3. The Information You Need

Once you have located an area where data might help, you need to figure out what information will help you make a better decision, and where to find it. You might be able to collect some data internally, while other types of data might only be available through a tool or service. If you are looking at information from your website, you might reach out to the company that handles your site. If you want answers about hiring, maybe a tool with more resources would fit your needs. Maybe the data would come from a survey you create in-house.

Helpful Tools:

  • Types internally generated data (surveys, reviews, customer satisfaction ratings, product returns)
  • Tools for finding Web Data (Google Analytics, Google Adwords, Klipfolio, Basecamp, Webtrends)
  • Other Services (Market research consulting companies, syndicated research white papers or raw data)

4. Analyzing Your Data

This is the part that gets most people spooked, but it really shouldn’t – even if math was never your thing. Most of the math involved in basic analysis is simple: finding averages, means, percentages, mapping trends – all things we did in middle school. Data of a qualitative nature (meaning data that is not in number form – think written reviews or survey responses) might not even require math to be analyzed at all. Instead of thinking you can’t do it, try writing it out in terms of what information you have and what answers you need, then determine if you can get your answers from what you have. That being said, some businesses, especially as they grow, will find that they are dealing with large and complex data sets that can’t be analyzed easily using traditional methods (these unruly data sets are what we refer to as Big Data). When you can no longer gain valuable insight from your data because it’s become too complex, it might be time to consider hiring a data analyst.

Helpful Data Visualization Tools:

5. Measure Success or Failure

Once you have analyzed your data and made some changes based on the data you collected and analyzed, figure out which affects of your decision will best measure success. If you have baseline data to measure success against then do that, but if you had no pre-recorded data, then you should use this opportunity to set a baseline and record it, so that future success can be measured. At this point you can also decide which factors to continue to track, which will give you continuous feedback about that section of your business. It is also a great time to weigh the time and effort it took to implement the data-driven process against the gains and determine if it was in fact worth it. If a process generates too little data, it might not be cost effective to implement a data-driven process yet.

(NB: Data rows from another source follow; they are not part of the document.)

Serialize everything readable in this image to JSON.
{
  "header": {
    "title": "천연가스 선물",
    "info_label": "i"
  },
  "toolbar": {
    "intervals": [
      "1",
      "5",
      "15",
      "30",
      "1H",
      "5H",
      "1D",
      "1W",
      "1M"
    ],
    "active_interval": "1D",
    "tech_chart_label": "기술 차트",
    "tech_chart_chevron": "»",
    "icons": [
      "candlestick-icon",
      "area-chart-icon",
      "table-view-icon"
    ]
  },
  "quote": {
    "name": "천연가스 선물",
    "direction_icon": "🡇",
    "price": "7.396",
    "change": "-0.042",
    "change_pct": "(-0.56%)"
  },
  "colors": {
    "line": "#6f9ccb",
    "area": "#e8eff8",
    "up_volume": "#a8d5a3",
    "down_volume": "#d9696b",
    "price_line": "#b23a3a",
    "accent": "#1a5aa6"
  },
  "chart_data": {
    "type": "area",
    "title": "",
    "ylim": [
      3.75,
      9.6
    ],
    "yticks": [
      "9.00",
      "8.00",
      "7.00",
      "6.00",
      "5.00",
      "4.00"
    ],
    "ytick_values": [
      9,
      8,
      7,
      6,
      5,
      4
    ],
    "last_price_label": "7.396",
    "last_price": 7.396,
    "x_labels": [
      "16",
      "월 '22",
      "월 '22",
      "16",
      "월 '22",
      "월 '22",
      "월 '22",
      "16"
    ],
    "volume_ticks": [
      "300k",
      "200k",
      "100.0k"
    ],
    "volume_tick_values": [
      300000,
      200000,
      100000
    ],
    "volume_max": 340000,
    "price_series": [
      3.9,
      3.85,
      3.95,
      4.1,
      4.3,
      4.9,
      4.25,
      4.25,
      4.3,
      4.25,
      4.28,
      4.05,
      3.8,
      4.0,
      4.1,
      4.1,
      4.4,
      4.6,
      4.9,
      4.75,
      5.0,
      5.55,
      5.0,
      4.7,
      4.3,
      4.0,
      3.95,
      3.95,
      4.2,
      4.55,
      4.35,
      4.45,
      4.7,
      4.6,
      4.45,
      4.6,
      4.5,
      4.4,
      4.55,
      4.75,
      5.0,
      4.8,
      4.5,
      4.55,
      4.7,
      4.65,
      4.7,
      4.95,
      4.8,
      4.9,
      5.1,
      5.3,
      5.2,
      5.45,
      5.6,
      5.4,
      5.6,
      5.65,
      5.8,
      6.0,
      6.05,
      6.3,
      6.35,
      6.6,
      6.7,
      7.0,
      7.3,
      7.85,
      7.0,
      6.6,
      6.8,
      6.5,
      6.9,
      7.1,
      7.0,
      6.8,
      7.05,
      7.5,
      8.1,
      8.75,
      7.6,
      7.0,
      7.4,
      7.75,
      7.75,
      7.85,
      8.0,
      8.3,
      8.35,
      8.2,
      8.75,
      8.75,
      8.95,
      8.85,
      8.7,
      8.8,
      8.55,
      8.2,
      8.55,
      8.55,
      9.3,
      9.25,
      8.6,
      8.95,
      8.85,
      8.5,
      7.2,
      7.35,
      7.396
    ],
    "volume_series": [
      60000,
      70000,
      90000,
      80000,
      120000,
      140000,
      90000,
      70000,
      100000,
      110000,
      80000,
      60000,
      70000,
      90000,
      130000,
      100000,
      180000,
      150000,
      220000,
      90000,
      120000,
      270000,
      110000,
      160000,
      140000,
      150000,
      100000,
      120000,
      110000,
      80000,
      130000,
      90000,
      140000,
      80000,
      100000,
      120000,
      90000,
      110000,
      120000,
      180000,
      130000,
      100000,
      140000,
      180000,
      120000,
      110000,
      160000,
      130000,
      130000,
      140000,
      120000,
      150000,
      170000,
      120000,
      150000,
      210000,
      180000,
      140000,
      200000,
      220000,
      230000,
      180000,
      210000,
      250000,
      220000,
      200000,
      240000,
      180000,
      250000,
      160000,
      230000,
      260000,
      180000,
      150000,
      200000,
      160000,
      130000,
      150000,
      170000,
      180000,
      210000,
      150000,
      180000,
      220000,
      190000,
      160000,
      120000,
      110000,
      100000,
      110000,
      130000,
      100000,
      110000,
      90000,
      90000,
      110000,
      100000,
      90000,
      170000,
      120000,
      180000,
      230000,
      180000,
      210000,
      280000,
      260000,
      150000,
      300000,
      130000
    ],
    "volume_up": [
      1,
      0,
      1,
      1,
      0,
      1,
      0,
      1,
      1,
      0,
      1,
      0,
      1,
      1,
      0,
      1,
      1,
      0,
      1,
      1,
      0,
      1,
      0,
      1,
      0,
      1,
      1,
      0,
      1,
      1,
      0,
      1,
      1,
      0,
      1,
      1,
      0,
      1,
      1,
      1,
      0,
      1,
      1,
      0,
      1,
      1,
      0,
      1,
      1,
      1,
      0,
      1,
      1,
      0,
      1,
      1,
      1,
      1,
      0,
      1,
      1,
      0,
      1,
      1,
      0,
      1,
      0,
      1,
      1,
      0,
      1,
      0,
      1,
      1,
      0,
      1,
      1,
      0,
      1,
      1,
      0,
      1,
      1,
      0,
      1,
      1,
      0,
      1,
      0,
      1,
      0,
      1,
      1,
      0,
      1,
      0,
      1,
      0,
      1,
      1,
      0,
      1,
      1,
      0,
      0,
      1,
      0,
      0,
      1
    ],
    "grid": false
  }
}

Data visualization tools allow you to set parameters for success or failure, so you can always measure your progress.

Learning to use data to your advantage will result in greater success than relying on intuition alone. There is no doubt that the process can be intimidating because of the overwhelming number of possibilities, but there are tools to help and many tools are free or built into services you are already using. Google analytics, tracking software, surveys, product reviews, and many others are all examples of data-generating tools easily available to every business, no matter how small. A data-driven small business probably will not need to process large databases of information or hire a specialist, as most likely they will never deal with Big Data, but that certainly does not bar them from using data to their advantage. At the heart of the whole process is an attitude or company culture that values and seeks out a way to make decisions that is efficient, repeatable, and measurable, and gets excited about the possibilities that data offers.